Cinema
| Curta-metragem
Tolya
Rodeon Brodsky, 2007
Como se transmite o amor, a uma distância de milhares de quilómetros? Não vale responder falando porque Tolya não podia.
Não há visão, não há tacto, não há olfacto, não há palavra… Outra variável: como se transmite o amor a uma distância de milhares de quilómetros, sem que a senhora chore de saudade?
Em 9’30’’ Rodeon Brodsky conta a história de Tolya, um bielorusso que emigrou para Israel para trabalhar na construção civil. De olho azul atento e do alto do seu bigode farfalhudo, Tolya conta orgulhoso que foi ele quem construiu as mais altas torres da cidade.

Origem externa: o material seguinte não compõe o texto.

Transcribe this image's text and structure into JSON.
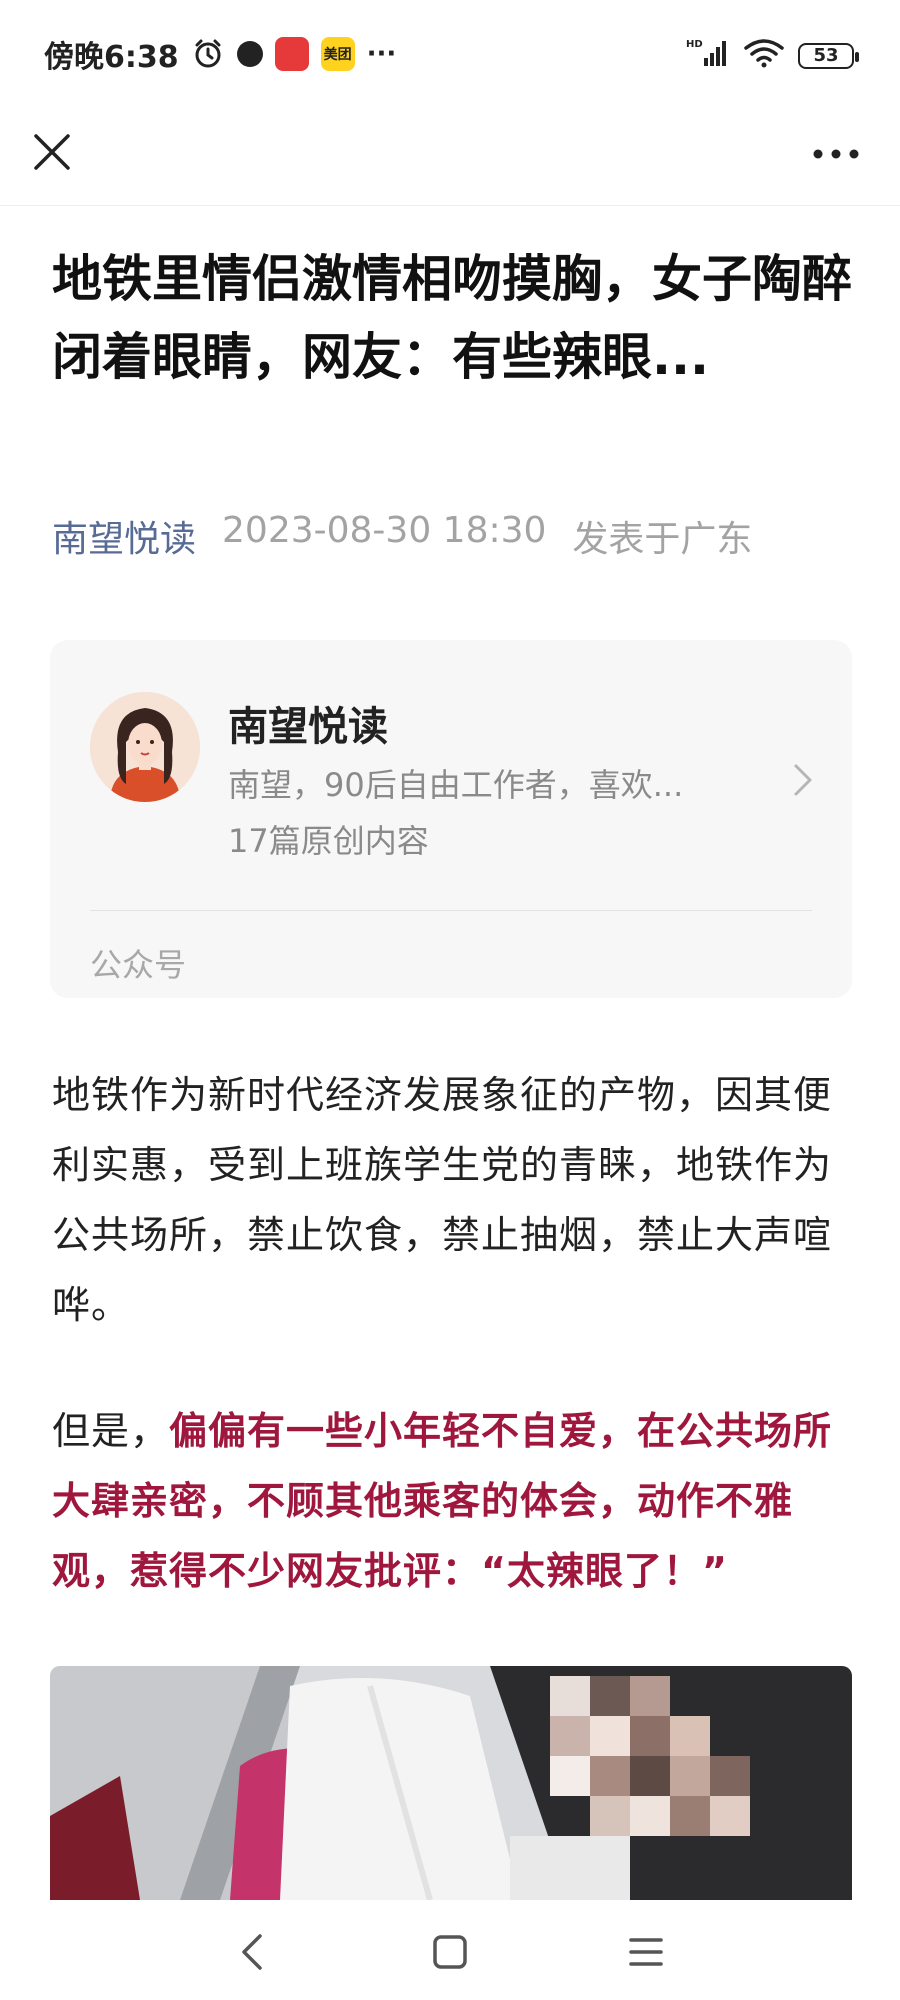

Era ele que erguia casas Onde antes só havia chão. Como um pássaro sem asas Ele subia com as asas Que lhe brotavam da mão. Mas tudo desconhecia De sua grande missão: Não sabia por exemplo Que a casa de um homem é um templo Um templo sem religião Como tampouco sabia Que a casa que ele fazia Sendo a sua liberdade Era a sua escravidão. ¹
O caixote pré-fabricado onde os trabalhadores vivem acorda de manhã com a telefonia a anunciar o Dia Internacional da Mulher. À vez, os homens atravessaram o caminho de terra batida até ao telefone público para telefonarem às suas mulheres e desejar feliz dia. Tolya também quer, mas não pode. Acordou sem dentes. Caíram de podres, só sobraram os de ouro. Mesmo assim telefona: «Natashika, brl brlbrl strini stroni». A mulher não percebe nada. Responde com um «Tolya, és tu?»

Não há visão, não há tacto, não há olfacto, não há palavra… mas há amor, há intimidade, há companheirismo de anos que Tolya aproveita. E há som… Tolya descobriu a forma ideal de dizer à sua Natashika que a ama sem precisar de falar.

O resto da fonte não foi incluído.